Thirdly, in islets, you have heard me say a hundred times how difficult getting islets to our specification has been, and that we have had about a month ago a phenomenal breakthrough. Literally, we shook down the process from beginning to end and made a number of changes in all of the steps, and that has resulted now in a process that takes only 20 days from breaking the master cell bank to finishing the islet prep. And we are pleased to say that the insulin content and somatostatin and glucagon content of these ES-derived islets is spectacular and much higher than we have ever gotten before. That has been repeated and this prep is now in animal studies.

So, what we hope to do by end of year is to demonstrate the enhanced human insulin secretion in vivo in these animals using a clinically applicable delivery device, so we are on track for that.

And on VAC2, we want to transfer the manufacturing process to process development and design our preclinical package to support the IND submission. Now, one of the earlier questions from Joe was how do we prioritize these different cell types?

Well, one of the arguments in favor of VAC2 is that we have shown these cells migrate and present antigen normally even after irradiation, and the irradiation dose is sufficient to prevent any cell in that preparation from dividing. That should mean, we hope, that we will not have to do the traditional whole year tumor genecity study, because the irradiation prevents that possibility from occurring. If that gets confirmed, when we sit down with the Agency, that will go into the mix about prioritizing which cell comes out of the box next.

On the Oncology side, the main goal here is to present what we are collecting, and we will have one or two presentations [Iortek] and hopefully a presentation at ASH, and the main goal is to really develop the registration plan.

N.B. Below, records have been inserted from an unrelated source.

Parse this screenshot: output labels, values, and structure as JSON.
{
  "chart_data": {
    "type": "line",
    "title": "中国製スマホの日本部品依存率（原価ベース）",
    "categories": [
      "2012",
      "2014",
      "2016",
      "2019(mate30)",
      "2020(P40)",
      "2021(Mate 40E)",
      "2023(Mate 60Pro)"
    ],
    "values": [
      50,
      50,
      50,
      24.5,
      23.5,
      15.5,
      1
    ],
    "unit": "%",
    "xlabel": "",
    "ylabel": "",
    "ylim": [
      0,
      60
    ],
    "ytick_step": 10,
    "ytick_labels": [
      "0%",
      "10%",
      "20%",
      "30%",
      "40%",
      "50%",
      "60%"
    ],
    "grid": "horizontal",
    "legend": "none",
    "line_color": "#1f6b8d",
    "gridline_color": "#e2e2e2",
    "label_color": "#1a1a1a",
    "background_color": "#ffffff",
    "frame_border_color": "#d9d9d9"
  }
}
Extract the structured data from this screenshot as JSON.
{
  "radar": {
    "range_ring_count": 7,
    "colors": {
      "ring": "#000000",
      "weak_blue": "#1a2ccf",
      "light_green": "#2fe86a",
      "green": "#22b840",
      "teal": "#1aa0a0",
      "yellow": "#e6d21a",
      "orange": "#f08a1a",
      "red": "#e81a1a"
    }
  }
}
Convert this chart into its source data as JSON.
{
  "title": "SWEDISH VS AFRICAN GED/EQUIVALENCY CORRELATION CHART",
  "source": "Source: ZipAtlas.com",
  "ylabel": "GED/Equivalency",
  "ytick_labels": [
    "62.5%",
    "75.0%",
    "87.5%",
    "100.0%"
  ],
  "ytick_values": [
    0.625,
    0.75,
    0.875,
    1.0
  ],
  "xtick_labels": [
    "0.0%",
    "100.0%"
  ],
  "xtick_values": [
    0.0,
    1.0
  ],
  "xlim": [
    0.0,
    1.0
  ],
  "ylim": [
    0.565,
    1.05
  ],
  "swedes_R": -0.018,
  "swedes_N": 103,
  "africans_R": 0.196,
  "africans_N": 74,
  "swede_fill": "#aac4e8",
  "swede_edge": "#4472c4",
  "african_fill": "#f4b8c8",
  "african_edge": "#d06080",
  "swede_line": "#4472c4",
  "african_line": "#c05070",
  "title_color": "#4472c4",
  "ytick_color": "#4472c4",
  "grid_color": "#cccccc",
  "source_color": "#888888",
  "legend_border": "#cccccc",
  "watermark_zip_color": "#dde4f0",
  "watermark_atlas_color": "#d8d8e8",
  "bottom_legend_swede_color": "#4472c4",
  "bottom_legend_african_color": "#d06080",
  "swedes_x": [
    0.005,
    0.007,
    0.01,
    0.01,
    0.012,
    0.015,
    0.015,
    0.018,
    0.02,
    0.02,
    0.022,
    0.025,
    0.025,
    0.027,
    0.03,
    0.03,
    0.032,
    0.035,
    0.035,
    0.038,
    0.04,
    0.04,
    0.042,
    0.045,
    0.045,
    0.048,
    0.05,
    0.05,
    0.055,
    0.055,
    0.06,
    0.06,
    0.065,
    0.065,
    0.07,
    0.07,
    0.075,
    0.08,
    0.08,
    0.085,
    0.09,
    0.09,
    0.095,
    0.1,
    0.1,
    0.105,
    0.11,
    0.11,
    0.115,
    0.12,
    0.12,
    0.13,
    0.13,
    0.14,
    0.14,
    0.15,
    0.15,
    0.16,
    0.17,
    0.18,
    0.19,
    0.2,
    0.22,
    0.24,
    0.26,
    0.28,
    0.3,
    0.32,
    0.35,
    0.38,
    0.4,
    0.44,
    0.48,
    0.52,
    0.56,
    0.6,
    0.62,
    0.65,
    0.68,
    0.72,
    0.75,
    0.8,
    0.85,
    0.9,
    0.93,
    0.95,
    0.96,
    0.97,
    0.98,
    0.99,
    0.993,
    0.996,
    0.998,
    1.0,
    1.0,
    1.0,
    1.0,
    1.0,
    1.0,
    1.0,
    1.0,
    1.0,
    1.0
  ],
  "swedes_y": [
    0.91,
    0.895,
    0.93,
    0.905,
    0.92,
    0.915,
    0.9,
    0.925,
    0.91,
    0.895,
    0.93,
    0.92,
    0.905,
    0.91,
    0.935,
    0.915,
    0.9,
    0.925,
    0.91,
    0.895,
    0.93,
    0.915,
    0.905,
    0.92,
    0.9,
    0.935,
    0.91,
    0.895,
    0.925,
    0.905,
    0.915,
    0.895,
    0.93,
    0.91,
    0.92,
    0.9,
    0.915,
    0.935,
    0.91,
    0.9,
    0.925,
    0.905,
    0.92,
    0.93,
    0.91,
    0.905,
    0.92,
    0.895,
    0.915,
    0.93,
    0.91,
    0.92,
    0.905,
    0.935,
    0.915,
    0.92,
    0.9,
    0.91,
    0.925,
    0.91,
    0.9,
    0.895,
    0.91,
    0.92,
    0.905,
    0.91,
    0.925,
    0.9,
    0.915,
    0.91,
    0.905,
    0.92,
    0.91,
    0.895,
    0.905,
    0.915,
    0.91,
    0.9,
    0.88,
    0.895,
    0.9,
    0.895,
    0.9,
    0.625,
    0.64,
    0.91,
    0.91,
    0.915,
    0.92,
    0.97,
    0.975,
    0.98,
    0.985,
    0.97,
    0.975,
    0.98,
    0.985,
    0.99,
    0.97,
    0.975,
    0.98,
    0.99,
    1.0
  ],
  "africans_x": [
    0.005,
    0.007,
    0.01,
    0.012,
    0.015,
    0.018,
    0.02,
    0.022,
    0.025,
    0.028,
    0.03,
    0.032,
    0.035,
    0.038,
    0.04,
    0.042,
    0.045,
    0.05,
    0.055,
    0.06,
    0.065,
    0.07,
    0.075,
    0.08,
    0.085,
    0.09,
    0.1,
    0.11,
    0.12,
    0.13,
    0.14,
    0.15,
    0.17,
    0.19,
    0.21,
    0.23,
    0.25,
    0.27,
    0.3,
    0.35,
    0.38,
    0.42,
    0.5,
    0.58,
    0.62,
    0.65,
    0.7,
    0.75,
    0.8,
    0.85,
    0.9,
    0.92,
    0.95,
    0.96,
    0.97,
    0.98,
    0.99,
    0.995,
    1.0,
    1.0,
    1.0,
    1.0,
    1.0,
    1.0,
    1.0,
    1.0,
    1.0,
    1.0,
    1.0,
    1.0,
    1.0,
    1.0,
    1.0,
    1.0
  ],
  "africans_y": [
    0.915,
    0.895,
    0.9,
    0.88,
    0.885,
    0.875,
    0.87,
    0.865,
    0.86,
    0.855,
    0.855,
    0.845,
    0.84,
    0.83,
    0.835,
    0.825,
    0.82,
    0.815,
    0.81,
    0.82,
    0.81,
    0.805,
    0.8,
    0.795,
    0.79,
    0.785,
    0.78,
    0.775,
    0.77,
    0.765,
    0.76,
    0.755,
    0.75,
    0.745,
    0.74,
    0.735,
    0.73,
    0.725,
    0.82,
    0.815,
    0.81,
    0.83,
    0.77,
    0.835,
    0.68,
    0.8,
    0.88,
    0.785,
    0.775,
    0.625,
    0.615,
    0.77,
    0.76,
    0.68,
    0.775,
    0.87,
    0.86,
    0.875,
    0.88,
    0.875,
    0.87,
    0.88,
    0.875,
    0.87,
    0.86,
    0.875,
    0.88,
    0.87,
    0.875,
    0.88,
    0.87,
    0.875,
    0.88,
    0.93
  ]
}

So, there is a lot of data coming in now that is really helping us to fine-tune the thinking. And, again, I cannot over-emphasize the discovery of the effect of this drug on tumor stem cells, which I think will have a major impact on how we use this drug clinically. I don't want to get ahead of our thinking yet, but we will announce that when we have made that decision.

And then on the VAC1, we have already met the enrollment goal for the whole year, so we are way ahead of schedule, which is why we are going to continue to enroll, because we like what we are beginning to see. And we continue to collect the clinical and immunological data, again, for the ASH presentation. But, again, reminding everyone that the real issue is the Kaplan-Meier plots, and that is a measure of remission duration, and that we won't be able to construct realistically for another year. So, those are the goals, Ren.

Perfect. And just as a follow-up, has enrollment completed, or an MTD been reached in any of the telomerase inhibitor trials yet?

Well, I think we are at the MTD in the non-small cell lung combo.

Okay, okay. Great, and I think that is it. Thank you very much.

You're welcome, Ren.

Ladies and gentlemen, this concludes your question-and-answer session. I would now like to turn the call back over to David Greenwood for closing remarks.

It's a very long list of attendees on this call this morning, and we appreciate that on a Friday in the summer, and I hope everybody gets a few days off next month. Before our next earnings call, you will have a number of opportunities for updates including as many as four investor conferences in the month of September. So, look forward to seeing many of you there. Goodbye for now.

Thank you for your participation in today's conference. This concludes the presentation. You may now disconnect. Have a great day.